How Do I Create Scatter Plots in Excel Using SigmaXL?
Open Customer Data.xlsx. Click Sheet 1
Tab.
Click SigmaXL > Graphical Tools > Scatter Plots; if necessary,
click Use Entire Data Table, click Next.
Select Overall Satisfaction, click Numeric
Response (Y) >>; select Avg Days Order Time to Delivery,
click Numeric Predictor (X1) >>.
Check Trendline, 95% Confidence Interval and
95% Prediction Interval as shown:
Click OK.
The resulting Scatter Plot is shown with equation, trendline, 95% confidence interval
(blue lines for a given X value this is the 95% confidence interval for predicted mean
Overall Satisfaction) and 95% prediction interval (red lines for a given X value this
is the 95% confidence interval for predicted individual values of Overall Satisfaction).
The equation is based on linear regression, using the method of least squares. R-squared
* 100 is the percent variation of Y explained by X (here 10.3%).

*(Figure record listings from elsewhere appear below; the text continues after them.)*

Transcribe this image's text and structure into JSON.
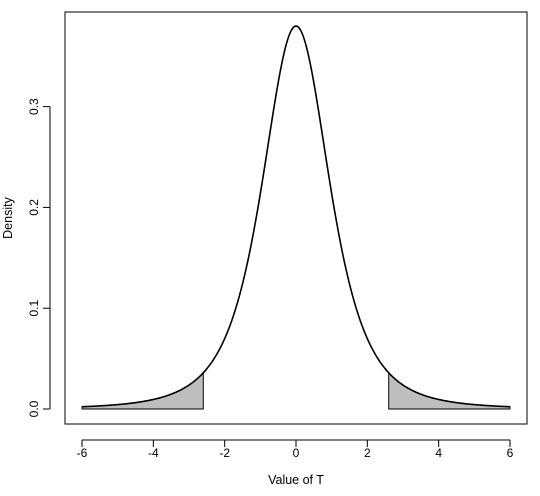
{
  "chart_data": {
    "type": "area",
    "xlabel": "Value of T",
    "ylabel": "Density",
    "xlim": [
      -6,
      6
    ],
    "ylim": [
      0,
      0.38
    ],
    "x_ticks": [
      -6,
      -4,
      -2,
      0,
      2,
      4,
      6
    ],
    "x_tick_labels": [
      "-6",
      "-4",
      "-2",
      "0",
      "2",
      "4",
      "6"
    ],
    "y_ticks": [
      0.0,
      0.1,
      0.2,
      0.3
    ],
    "y_tick_labels": [
      "0.0",
      "0.1",
      "0.2",
      "0.3"
    ],
    "series": [
      {
        "x": [
          -6,
          -5.5,
          -5,
          -4.5,
          -4,
          -3.5,
          -3,
          -2.6,
          -2.5,
          -2,
          -1.5,
          -1,
          -0.5,
          0,
          0.5,
          1,
          1.5,
          2,
          2.5,
          2.6,
          3,
          3.5,
          4,
          4.5,
          5,
          5.5,
          6
        ],
        "y": [
          0.0017,
          0.0025,
          0.004,
          0.0065,
          0.01,
          0.016,
          0.023,
          0.03,
          0.033,
          0.06,
          0.12,
          0.22,
          0.33,
          0.38,
          0.33,
          0.22,
          0.12,
          0.06,
          0.033,
          0.03,
          0.023,
          0.016,
          0.01,
          0.0065,
          0.004,
          0.0025,
          0.0017
        ]
      }
    ],
    "shaded_regions": [
      {
        "from": -6,
        "to": -2.6,
        "color": "#bebebe"
      },
      {
        "from": 2.6,
        "to": 6,
        "color": "#bebebe"
      }
    ],
    "grid": false,
    "line_color": "#000000"
  }
}
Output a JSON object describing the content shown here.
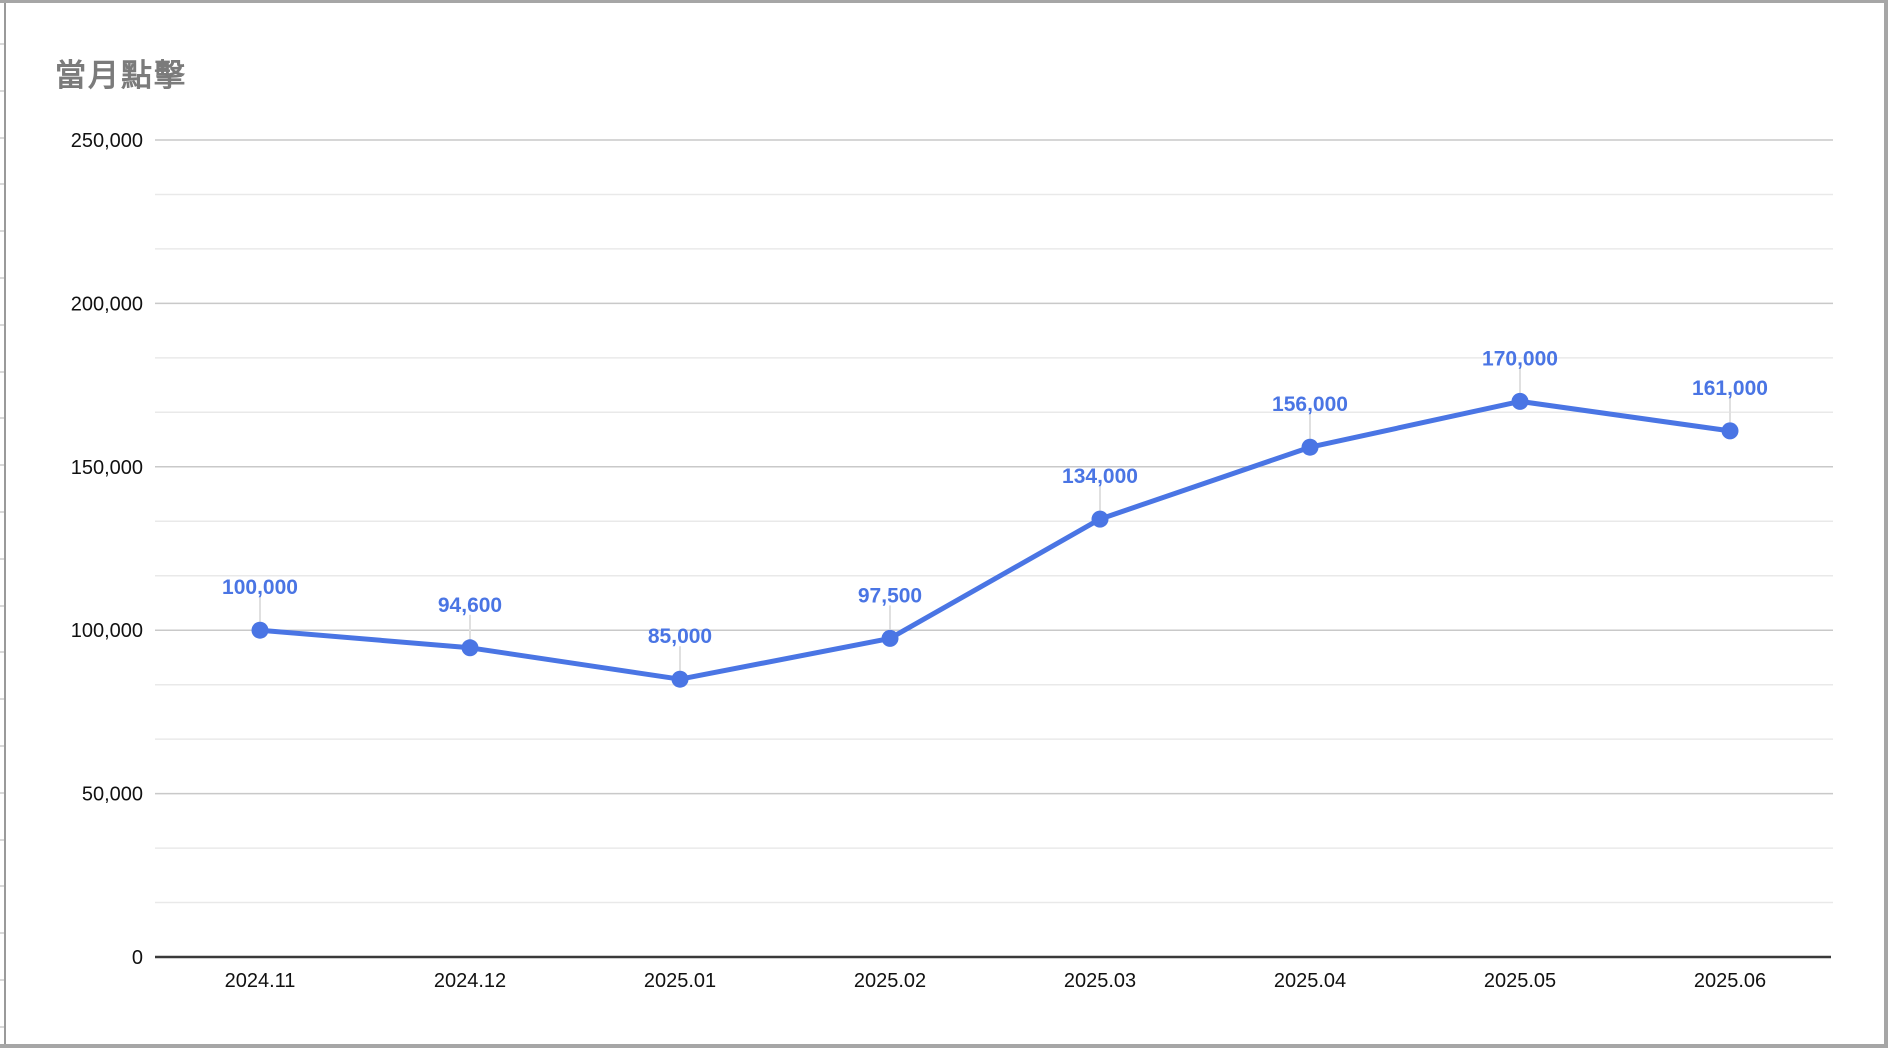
{
  "colors": {
    "series": "#4a75e4",
    "title": "#7b7b7b",
    "axis_text": "#111111",
    "major_gridline": "#c9c9c9",
    "minor_gridline": "#e9e9e9",
    "axis_line": "#3a3a3a",
    "leader_line": "#e0e0e0",
    "frame_border": "#a6a6a6",
    "sheet_tick": "#d9d9d9",
    "background": "#ffffff"
  },
  "chart_data": {
    "type": "line",
    "title": "當月點擊",
    "categories": [
      "2024.11",
      "2024.12",
      "2025.01",
      "2025.02",
      "2025.03",
      "2025.04",
      "2025.05",
      "2025.06"
    ],
    "values": [
      100000,
      94600,
      85000,
      97500,
      134000,
      156000,
      170000,
      161000
    ],
    "value_labels": [
      "100,000",
      "94,600",
      "85,000",
      "97,500",
      "134,000",
      "156,000",
      "170,000",
      "161,000"
    ],
    "ylim": [
      0,
      250000
    ],
    "y_tick_interval": 50000,
    "y_tick_labels": [
      "0",
      "50,000",
      "100,000",
      "150,000",
      "200,000",
      "250,000"
    ],
    "minor_gridlines_per_major": 2,
    "xlabel": "",
    "ylabel": "",
    "legend": "none",
    "grid": "horizontal",
    "data_labels": "above-points"
  }
}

Now we want to redo the Scatter Plot and stratify by Customer Type.
Press
F3 or click Recall SigmaXL Dialog to recall last
dialog. (Or, Click
Sheet 1 Tab; Click SigmaXL > Graphical Tools > Scatter
Plots; click
Next.)
Select Overall Satisfaction , click
Numeric Response (Y) >>; select Average Days Order Time to
Delivery, click
Numeric Predictor (X1) >>; select Customer Type, click
Group Category (X2) >>, Uncheck 95% Confidence
Interval and
95% Prediction Interval. Click OK:
Clearly, according to the analysis, Customer Type 3 is happier if orders take longer!
But, does this make sense? Of course not! Customer Sat scores should not increase with
Order to Delivery time. What is happening here? This is a coincidental situation.
Something else is driving customer satisfaction. Later, we will look at the Scatter Plot
Matrix to help us investigate other factors influencing Customer Satisfaction.
Tip: Be careful when interpreting scatter plots (and other statistical
tools): Y versus X correlation or statistical significance does not always mean that we
have a causal relationship.
Umbrella sales are highly correlated to traffic accidents, but we cannot reduce the rate
of traffic accidents by purchasing fewer umbrellas! The best way to validate a
relationship is to perform a Design of Experiments (see Improve Phase).
Scatter Plots with Quadratic Trendline
SigmaXL does not include nonlinear or polynomial curve fitting, so this
example shows how a trendline in a
Scatter Plot with Trendline may be modified in Excel to show a quadratic
relationship.
Open Daily Electricity Demand with Predictors
ElecDaily.xlsx (Sheet 1 tab). This is daily electricity
demand (GW) for the state of Victoria, Australia, every day during 2014. Temp (C) is the
maximum daily temperature in degrees Celsius for the city of Melbourne. (The additional
columns are not used here: TempSq is Temperature squared, WorkDay takes on the value 1
on work days and 0 otherwise.
This data is analyzed later using Time Series Forecasting, see ARIMA
Forecast with Predictors).
Click SigmaXL > Graphical Tools > Scatterplots.
Ensure that the entire data table is selected. If not, check Use Entire Data
Table. Click Next.
Click OK. A Scatter Plot of Electricity Demand versus
Temperature is produced.
This shows a quadratic relationship: high temperatures in the summer cause
electricity demand for air conditioning, low temperatures in the winter cause demand for
heating.
We will modify the trendline in Excel to a quadratic fit.
Click on the Trendline, right click and select Format Trendline as shown:
The Format Trendline options are given. Select Polynomial
with Order 2 as shown.
The Trendline is now a quadratic function as shown:
P-Values for coefficients and model residuals are not available.
For a quadratic model like this, these may be obtained using Multiple Linear Regression
with Temp and TempSq as model predictors.